Estimating functions.

Description

Function to compute logL1 and logL2 under the GLM and AFT setting for the analysis of a normally-distributed and of a censored time-to-event primary outcome. logL1 and logL2 are functions which underlie the estimating functions of CIEE for the derivation of point estimates and standard error estimates. est_funct_expr computes their expression, which is then further used in the functions deriv_obj, ciee and ciee_loop.

Usage

est_funct_expr(setting = "GLM")

Arguments

Details

Under the GLM setting for the analysis of a normally-distributed primary outcome Y, the goal is to obtain estimates for the pararameters \alpha_0, \alpha_1, \alpha_2, \alpha_3, \sigma_1^2, \alpha_4, \alpha_{XY}, \sigma_2^2 under the model

Y = \alpha_0 + \alpha_1 \cdot K + \alpha_2 \cdot X + \alpha_3 \cdot L + \epsilon_1, \epsilon_1 \sim N(0,\sigma_1^2)

Y^* = Y - \overline{Y} - \alpha_1 \cdot (K-\overline{K})

Y^* = \alpha_0 + \alpha_{XY} \cdot X + \epsilon_2, \epsilon_2 \sim N(0,\sigma_2^2)

logL1 underlies the estimating functions for the derivation of the first 5 parameters \alpha_0, \alpha_1, \alpha_2, \alpha_3, \sigma_1^2 and logL2 underlies the estimating functions for the derivation of the last 3 parameters \alpha_4, \alpha_{XY}, \sigma_2^2.

Under the AFT setting for the analysis of a censored time-to-event primary outcome Y, the goal is to obtain estimates of the parameters \alpha_0, \alpha_1, \alpha_2, \alpha_3, \sigma_1, \alpha_4, \alpha_{XY}, \sigma_2^2. Here, logL1 similarly underlies the estimating functions for the derivation of the first 5 parameters and logL2 underlies the estimating functions for the derivation of the last 3 parameters.

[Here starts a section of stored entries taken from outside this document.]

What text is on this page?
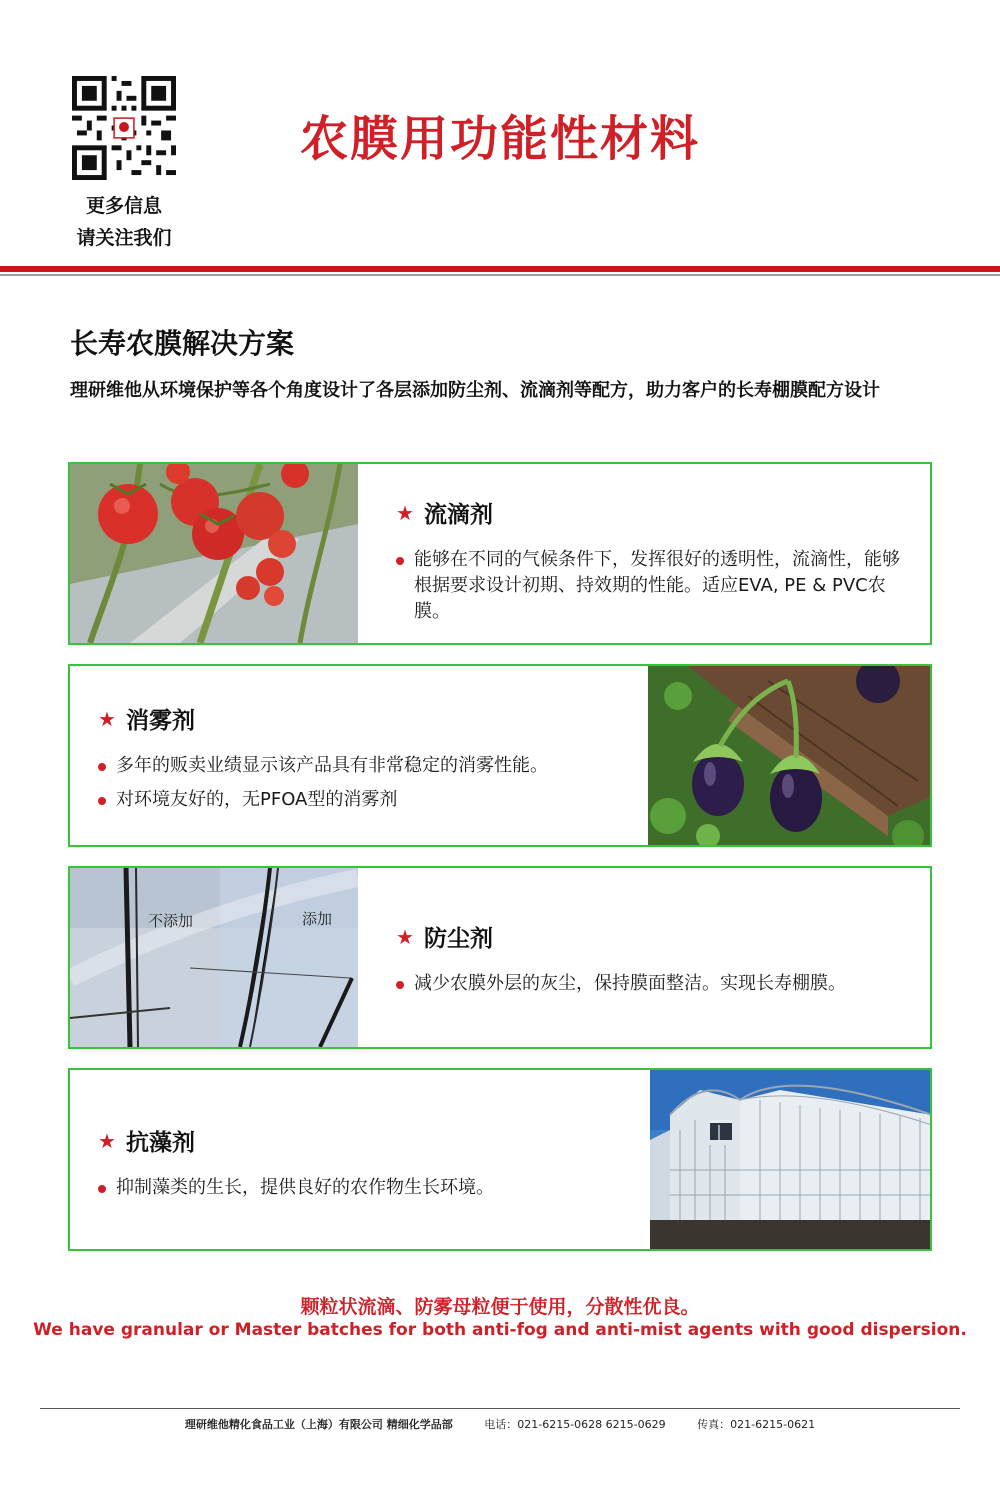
更多信息
请关注我们
农膜用功能性材料
长寿农膜解决方案
理研维他从环境保护等各个角度设计了各层添加防尘剂、流滴剂等配方，助力客户的长寿棚膜配方设计
★ 流滴剂
能够在不同的气候条件下，发挥很好的透明性，流滴性，能够根据要求设计初期、持效期的性能。适应EVA, PE & PVC农膜。
★ 消雾剂
多年的贩卖业绩显示该产品具有非常稳定的消雾性能。
对环境友好的，无PFOA型的消雾剂
不添加	添加
★ 防尘剂
减少农膜外层的灰尘，保持膜面整洁。实现长寿棚膜。
★ 抗藻剂
抑制藻类的生长，提供良好的农作物生长环境。
颗粒状流滴、防雾母粒便于使用，分散性优良。
We have granular or Master batches for both anti-fog and anti-mist agents with good dispersion.
理研维他精化食品工业（上海）有限公司 精细化学品部	电话：021-6215-0628 6215-0629	传真：021-6215-0621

logL1, logL2 equal the log-likelihood functions (logL2 given that \alpha_1 is known). For more details and the underlying model, see the vignette.

Value

Returns a list containing the expression of the functions logL1 and logL2.

Examples

est_funct_expr(setting = "GLM")
est_funct_expr(setting = "AFT")